Estaba en el yate privado de mi novio, anclado en la Costa Azul. Él, tan protector, tan viril… pero anoche, otra vez rutina. Me folló rápido, sin fuego. Hoy, en el lounge VIP, champán Dom Pérignon burbujeando en mi copa, olor a cuero italiano de los sofás. Me siento frustrada, el cuerpo pidiendo más.
La veo entrar. Alta, misteriosa, vestido de seda negra ceñido a curvas perfectas. Pechos firmes, piernas interminables. Nuestros ojos se cruzan. ¿Quién es? Una de las invitadas elite, negociando contratos millonarios con los peces gordos. Me acerco, fingiendo interés en los dossiers sobre la mesa baja de cristal. ‘¿Estos números son tuyos?’, le digo, voz ronca. Ella sonríe, ‘Sí, pero prefiero las sorpresas’. Su perfume, jazmín y vainilla, me invade. Tensión. Miradas que queman. Dedos rozando papeles, casi tocándose.
La tensión en el lounge exclusivo
Hablamos de negocios, pero el aire vibra. ‘Ven, revisemos esto en privado’, susurra, guiándome a la suite master. Puerta cierra con clic suave. Espacio VIP puro: cama king con sábanas de hilo egipcio, vistas al mar negro. ‘¿Qué haces aquí sola?’, pregunta, acercándose. ‘Mi novio… no basta’, confieso, corazón latiendo. Sus labios rozan mi oreja. ‘Yo sí’. Manos en mi cintura, seda contra seda. Beso salvaje, lenguas enredadas, sabor a champán y deseo.
Caemos en la cama. Le arranco el vestido, pezones duros bajo encaje. Los chupo, mordisqueo, ella gime ‘¡Sí, puta!’. Sus dedos bajan mi cremallera, encuentran mi coño empapado. ‘Estás chorreando, zorra’. Dos dedos dentro, bombeando fuerte, pulgar en el clítoris hinchado. Grito, ‘¡Fóllame más!’. Le abro las piernas, huelo su sexo jugoso. Lengua en su raja, lamiendo labios hinchados, sorbiendo jugos salados. Clítoris erecto, lo muerdo suave, ella arquea espalda ‘¡Me corro, joder!’. Empuja mi cabeza, folla mi boca.
El clímax privado y el regreso impecable
Me monta, coño contra coño. Tribbing brutal, clítoris frotando clítoris, resbaladizo de fluidos. ‘Tu chochito es mío’, gruñe. Cuatro dedos en mí ahora, estirándome, goteando hasta las sábanas. Orgasmo me parte, tiemblo, chorro caliente salpica sus muslos. Ella ríe, lame mis tetas sudadas. ‘Otra vez’. Dedos en su culo apretado mientras la penetro con la lengua. Gime alto, ‘¡En el culo, sí!’. Se corre gritando, cuerpo convulsionando, olor a sexo puro llenando la suite.

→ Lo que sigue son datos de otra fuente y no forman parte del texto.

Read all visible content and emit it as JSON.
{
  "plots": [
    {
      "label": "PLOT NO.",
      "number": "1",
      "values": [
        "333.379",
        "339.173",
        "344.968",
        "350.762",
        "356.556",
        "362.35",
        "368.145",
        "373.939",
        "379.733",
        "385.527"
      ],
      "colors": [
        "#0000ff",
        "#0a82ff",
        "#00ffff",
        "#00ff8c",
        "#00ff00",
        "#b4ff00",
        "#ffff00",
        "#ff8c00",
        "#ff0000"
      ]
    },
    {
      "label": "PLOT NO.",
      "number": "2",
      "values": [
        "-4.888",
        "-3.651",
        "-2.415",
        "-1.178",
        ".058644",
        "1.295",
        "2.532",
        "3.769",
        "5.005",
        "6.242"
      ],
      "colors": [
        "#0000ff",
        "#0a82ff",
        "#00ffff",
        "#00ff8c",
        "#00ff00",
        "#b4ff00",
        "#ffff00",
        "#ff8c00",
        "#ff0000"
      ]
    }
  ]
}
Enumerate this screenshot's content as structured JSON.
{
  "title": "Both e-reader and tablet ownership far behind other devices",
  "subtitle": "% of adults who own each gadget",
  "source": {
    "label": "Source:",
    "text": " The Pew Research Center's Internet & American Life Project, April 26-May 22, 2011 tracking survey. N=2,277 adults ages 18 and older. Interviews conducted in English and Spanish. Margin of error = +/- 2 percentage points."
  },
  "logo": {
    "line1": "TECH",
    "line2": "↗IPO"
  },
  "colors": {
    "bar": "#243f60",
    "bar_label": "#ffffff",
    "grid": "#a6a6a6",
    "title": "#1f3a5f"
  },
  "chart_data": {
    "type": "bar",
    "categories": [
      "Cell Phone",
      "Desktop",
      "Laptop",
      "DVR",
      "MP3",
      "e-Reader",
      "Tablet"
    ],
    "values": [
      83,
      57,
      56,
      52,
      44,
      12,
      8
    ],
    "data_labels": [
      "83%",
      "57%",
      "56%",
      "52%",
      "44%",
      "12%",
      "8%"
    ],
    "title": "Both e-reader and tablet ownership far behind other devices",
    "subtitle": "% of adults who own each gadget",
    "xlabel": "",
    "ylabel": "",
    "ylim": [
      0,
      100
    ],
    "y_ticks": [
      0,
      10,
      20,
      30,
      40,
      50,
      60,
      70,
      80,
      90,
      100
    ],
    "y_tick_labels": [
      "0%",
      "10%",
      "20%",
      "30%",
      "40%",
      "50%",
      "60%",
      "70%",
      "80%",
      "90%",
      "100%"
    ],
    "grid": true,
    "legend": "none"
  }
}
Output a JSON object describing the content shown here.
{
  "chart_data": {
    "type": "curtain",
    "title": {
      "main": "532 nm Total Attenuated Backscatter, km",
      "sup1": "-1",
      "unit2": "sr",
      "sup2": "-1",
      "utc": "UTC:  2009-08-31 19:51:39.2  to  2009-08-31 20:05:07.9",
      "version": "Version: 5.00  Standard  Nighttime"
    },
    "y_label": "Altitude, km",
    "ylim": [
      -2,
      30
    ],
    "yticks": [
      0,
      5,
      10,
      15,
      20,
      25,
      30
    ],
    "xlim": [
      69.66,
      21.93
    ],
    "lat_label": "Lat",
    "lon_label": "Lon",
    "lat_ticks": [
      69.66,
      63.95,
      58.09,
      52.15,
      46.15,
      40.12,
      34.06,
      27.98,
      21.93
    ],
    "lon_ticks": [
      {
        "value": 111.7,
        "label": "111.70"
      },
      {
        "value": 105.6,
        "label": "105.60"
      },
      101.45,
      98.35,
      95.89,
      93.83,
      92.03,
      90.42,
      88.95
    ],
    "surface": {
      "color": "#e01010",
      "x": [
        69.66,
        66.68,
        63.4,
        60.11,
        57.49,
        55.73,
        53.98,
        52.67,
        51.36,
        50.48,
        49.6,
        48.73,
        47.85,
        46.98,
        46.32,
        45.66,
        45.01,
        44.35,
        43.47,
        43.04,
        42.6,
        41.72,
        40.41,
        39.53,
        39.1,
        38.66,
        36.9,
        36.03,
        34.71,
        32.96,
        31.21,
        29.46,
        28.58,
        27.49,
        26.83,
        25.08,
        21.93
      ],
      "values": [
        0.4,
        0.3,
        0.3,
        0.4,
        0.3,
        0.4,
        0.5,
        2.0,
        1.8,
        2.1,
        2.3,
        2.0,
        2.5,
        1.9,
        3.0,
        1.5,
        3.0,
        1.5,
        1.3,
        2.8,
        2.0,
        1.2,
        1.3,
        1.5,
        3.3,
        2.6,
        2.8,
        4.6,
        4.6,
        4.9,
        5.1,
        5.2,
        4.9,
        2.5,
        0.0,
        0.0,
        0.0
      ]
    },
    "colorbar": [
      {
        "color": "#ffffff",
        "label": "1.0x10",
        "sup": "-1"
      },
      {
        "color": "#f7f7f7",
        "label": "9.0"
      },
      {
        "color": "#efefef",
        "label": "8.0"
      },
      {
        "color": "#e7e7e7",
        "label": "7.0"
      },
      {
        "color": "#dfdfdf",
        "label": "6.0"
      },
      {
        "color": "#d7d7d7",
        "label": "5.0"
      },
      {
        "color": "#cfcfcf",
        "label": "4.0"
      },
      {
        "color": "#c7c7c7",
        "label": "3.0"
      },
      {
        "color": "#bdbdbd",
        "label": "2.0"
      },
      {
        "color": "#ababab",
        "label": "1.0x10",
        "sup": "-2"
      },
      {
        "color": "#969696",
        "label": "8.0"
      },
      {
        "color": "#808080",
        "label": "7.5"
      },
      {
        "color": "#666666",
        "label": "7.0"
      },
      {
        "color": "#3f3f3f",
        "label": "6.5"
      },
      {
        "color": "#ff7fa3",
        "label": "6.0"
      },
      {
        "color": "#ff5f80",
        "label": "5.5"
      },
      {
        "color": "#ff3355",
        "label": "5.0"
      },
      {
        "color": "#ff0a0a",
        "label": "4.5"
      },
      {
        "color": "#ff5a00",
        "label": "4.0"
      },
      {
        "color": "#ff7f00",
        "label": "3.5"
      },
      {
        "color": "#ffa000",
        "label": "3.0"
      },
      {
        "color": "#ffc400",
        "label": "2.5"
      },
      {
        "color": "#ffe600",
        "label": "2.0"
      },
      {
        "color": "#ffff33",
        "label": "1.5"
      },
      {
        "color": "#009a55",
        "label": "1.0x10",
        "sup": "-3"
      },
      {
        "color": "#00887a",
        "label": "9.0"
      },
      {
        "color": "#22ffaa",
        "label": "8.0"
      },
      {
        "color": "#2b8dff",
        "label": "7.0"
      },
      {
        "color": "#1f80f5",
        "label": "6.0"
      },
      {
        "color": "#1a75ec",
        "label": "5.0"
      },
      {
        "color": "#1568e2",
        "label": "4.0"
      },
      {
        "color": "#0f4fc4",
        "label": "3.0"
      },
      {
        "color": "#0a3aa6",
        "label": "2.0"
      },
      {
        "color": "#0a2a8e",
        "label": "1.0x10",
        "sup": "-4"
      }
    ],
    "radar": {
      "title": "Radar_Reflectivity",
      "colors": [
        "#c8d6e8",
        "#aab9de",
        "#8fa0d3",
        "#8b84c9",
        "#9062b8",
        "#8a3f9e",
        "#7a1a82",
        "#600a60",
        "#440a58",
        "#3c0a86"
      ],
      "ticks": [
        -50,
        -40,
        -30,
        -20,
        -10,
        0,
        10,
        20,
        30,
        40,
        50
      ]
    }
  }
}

Sudorosas, jadeantes. Minutos eternos de placer crudo. Luego, silencio. Se levanta, se arregla el pelo. ‘Impecable’, dice, maquillaje intacto casi. Yo, piernas temblorosas, subo cremallera. ‘Nadie sabrá’. Salimos, volvemos al lounge. Miradas cómplices sobre copas de champán. Mi novio pregunta ‘¿Todo bien?’. ‘Perfecto’, sonrío. Ella firma un contrato, yo charlo banalidades. Secreto elite, adrenalina del poder. Esta noche, lujo y fuego. Quiero más.